The surface dissolution process of smithsonite and its effect on flotation behaviour

Previous studies have shown that the dissolution alters the static intrinsic properties of mineral surfaces, such as changing the surface components or active sites, which in turn affects the floatability. In this work, the dissolution process of smithsonite with different particle sizes and its influence on the flotation behaviour were systematically investigated from a dynamic perspective of the dissolution of ions on the mineral surface. Microflotation experiments revealed the inhibition of the flotation of smithsonite during the early phases of dissolution, particularly in the case of the fine particle. Inductively coupled plasma optical emission spectroscopy (ICPOES) tests, Inorganic carbon (IC) tests, and X-ray photoelectron spectroscopy (XPS) analysis indicated that the early phases of the dissolution process of smithsonite exhibited a more rapid rate of zinc ions. However, as the dissolution progressed and a state of saturation was reached, the further dissolution of carbonate inhibited that of zinc ions. Subsequent adsorption measurements and Fourier transform infrared (FTIR) analysis illuminated the transformation in flotation behaviour resulting from the surface dissolution of smithsonite, primarily by affecting the stability of the adsorption of agents.

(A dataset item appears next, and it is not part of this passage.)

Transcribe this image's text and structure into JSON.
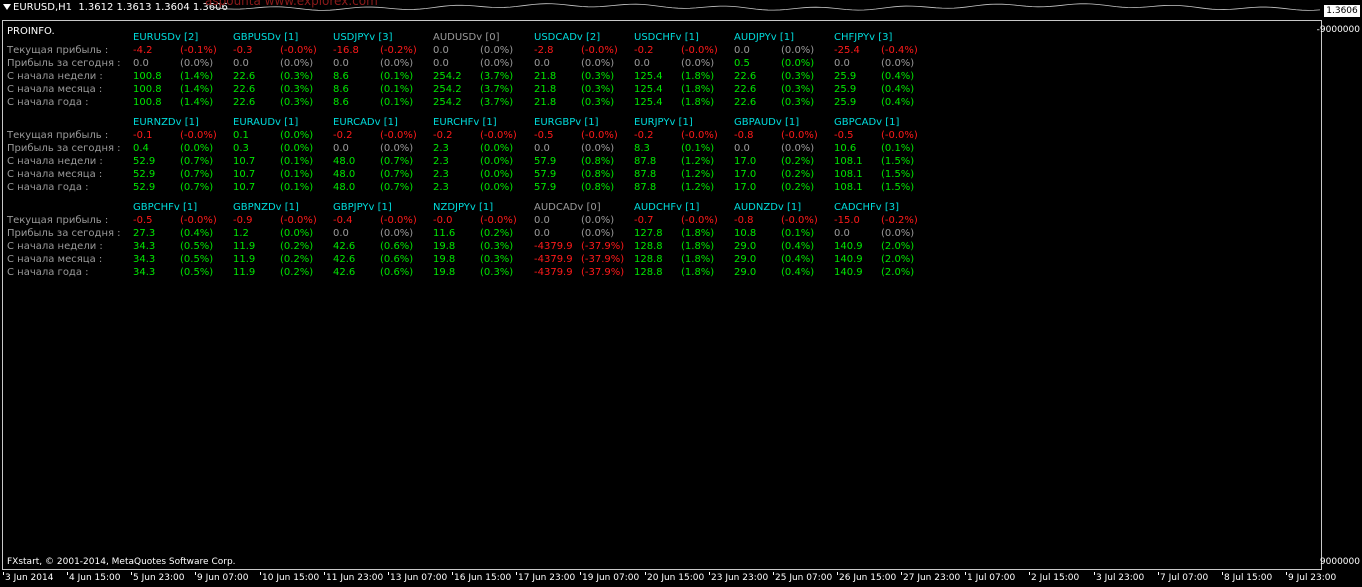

The rapid dissolution rate of ions on the surface of smithsonite led to decreased adsorption stability of (sodium oleate) NaOL and diminished floatability. This phenomenon was particularly discernible on the surface of fine particle smithsonite. This investigation advances a novel mechanism for comprehending the impact of the surface dissolution processes on the flotation behaviour of smithsonite of different particle sizes, providing a theoretical and practical reference for the flotation of fine particles and marginally soluble minerals.